The Office of the Parliamentary Commissioner for Standards has confirmed that an inquiry is under way into Peter Lilley, MP for Hitchin and Harpenden, after he failed to declare an interest as a director of Tethys Petroleum – an oil and gas exploration and production company in Asia.

The inquiry has been launched after Mr Lilley spoke in the House of Commons last year about renewal energy, defending energy companies and their rising prices.

The Conservative MP said: “The Commissioner for Standards has so far come back and said ‘I accept that you had no conflict of interest in the matters under discussion’.

“However, they have suggested that – in case anyone jumped to the conclusion that Tethys Petroleum Ltd (of which I am a director as declared in the register of interests) had interests in the UK – I might have been advised to explain to the House of Commons that its interests are exclusively in central Asia and therefore were irrelevant to the debates in question.”

Mr Lilley’s seat will be contested by Rachel Burgin for Labour in next year’s General Election.

Mrs Burgin said: “It is important that MPs declare their financial interests both in the Register of Members’ Interests and also before any relevant debate in Parliament. This is so that it is clear that MPs are acting in their constituents’ interests rather than for their own financial benefit.
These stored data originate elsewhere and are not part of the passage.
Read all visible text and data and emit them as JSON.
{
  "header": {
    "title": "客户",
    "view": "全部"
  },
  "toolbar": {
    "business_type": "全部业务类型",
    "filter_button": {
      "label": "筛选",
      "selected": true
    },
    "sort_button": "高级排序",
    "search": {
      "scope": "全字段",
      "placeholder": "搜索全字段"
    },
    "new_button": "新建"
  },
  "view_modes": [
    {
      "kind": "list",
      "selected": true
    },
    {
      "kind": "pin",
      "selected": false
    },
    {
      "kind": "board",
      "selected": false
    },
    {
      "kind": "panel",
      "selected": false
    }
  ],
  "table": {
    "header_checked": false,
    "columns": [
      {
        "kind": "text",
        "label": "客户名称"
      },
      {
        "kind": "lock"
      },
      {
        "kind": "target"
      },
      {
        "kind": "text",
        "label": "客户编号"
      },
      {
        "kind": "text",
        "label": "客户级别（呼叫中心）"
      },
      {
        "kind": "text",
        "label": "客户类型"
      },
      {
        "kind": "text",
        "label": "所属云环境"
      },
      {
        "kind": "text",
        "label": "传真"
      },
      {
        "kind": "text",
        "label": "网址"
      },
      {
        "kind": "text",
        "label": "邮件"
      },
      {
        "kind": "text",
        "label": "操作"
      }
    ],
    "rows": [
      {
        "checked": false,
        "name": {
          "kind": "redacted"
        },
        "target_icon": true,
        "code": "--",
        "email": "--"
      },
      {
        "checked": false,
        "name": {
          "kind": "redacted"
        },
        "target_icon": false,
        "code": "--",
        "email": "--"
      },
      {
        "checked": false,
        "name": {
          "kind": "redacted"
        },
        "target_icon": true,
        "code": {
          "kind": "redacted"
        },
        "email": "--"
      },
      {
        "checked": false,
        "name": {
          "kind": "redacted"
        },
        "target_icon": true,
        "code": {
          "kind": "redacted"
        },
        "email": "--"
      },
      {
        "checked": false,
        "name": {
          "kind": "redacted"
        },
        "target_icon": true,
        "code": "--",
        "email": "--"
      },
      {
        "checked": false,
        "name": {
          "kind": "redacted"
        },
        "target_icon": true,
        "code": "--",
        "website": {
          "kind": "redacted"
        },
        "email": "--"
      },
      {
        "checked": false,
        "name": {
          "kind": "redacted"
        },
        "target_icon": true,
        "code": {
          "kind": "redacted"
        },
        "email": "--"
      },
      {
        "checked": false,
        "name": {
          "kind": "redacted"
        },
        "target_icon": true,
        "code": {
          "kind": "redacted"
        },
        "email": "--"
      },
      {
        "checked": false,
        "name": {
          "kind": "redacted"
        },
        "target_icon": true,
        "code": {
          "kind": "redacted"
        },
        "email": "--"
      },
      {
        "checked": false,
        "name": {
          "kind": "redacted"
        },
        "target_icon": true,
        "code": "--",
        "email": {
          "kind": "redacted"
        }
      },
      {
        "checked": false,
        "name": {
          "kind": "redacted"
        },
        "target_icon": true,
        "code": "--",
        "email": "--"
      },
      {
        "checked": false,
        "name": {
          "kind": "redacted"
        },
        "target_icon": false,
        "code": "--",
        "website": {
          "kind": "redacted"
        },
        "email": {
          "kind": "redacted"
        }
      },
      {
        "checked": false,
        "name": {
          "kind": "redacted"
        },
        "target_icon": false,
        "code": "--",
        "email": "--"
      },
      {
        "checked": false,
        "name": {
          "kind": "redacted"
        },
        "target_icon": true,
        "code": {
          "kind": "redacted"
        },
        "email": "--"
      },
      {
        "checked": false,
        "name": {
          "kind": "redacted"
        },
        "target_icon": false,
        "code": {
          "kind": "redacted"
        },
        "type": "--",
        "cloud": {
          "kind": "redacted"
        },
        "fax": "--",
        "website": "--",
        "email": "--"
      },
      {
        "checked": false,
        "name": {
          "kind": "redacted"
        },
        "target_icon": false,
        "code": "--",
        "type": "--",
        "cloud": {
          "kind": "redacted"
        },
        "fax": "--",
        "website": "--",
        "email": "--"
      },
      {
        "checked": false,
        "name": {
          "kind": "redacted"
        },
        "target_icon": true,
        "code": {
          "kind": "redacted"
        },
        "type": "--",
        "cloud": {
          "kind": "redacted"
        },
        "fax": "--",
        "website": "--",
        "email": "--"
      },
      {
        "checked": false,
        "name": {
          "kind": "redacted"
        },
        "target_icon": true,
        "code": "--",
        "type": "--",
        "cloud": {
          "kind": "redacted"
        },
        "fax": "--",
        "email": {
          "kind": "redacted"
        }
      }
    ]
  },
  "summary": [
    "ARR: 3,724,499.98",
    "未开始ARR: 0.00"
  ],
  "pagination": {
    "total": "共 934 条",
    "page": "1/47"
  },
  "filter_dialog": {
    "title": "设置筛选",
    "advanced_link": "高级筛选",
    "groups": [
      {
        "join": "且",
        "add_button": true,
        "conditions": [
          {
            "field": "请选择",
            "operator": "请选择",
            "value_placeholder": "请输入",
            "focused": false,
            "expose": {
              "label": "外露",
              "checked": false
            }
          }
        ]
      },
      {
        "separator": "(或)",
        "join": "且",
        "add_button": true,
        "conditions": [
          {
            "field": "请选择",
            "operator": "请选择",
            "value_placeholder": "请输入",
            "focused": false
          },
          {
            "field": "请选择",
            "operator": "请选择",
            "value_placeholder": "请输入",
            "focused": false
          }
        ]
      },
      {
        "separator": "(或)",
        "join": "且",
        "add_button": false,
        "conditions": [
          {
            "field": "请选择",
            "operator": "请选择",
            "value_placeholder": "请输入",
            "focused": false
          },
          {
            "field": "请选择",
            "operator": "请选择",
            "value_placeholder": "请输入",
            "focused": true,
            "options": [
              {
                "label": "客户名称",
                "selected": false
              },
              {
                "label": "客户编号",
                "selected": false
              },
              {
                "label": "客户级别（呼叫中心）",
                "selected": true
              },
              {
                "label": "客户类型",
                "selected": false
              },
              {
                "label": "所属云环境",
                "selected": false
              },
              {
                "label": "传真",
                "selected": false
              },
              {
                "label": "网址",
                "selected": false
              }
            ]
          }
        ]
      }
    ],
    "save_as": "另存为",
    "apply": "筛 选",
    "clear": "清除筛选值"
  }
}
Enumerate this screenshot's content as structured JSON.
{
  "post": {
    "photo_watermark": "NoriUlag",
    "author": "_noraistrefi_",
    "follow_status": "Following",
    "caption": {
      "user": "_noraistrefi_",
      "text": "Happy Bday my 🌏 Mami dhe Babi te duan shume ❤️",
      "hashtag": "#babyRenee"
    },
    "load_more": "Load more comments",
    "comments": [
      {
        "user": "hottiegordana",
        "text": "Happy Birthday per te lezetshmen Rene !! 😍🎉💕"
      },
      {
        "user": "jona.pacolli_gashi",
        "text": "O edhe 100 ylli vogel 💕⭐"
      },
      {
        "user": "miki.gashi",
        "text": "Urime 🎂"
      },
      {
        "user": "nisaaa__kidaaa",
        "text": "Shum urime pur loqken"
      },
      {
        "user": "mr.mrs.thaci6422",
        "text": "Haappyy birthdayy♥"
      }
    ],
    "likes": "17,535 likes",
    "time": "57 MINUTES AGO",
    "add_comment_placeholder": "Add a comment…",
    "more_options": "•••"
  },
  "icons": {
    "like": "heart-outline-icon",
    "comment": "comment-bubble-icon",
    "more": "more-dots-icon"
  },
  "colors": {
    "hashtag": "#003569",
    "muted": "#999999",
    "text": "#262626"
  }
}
Peter Lilley has declared his very extensive financial interests in the Register of Members’ Interests and I trust he will fully co-operate with the inquiry into whether his interests in an oil and gas exploration company based in central Asia ought to have been declared in a debate on UK energy policy.

“There is a strong case to be made that for the sake of the UK’s energy security, we should import less fossil fuels and, to that end, we should be building our own energy facilities in this country. There is also a case to be made that in the interests of tackling climate change, more of those facilities should be built using renewable technology.

“If, on the other hand, the workings of an oil and gas exploration company based in Central Asia is not relevant to UK energy policy, it begs the question as to why Peter Lilley is wasting his time on it when his time could be better spent serving the people of Hitchin and Harpenden. If I was the MP, I wouldn’t take a second job at all.”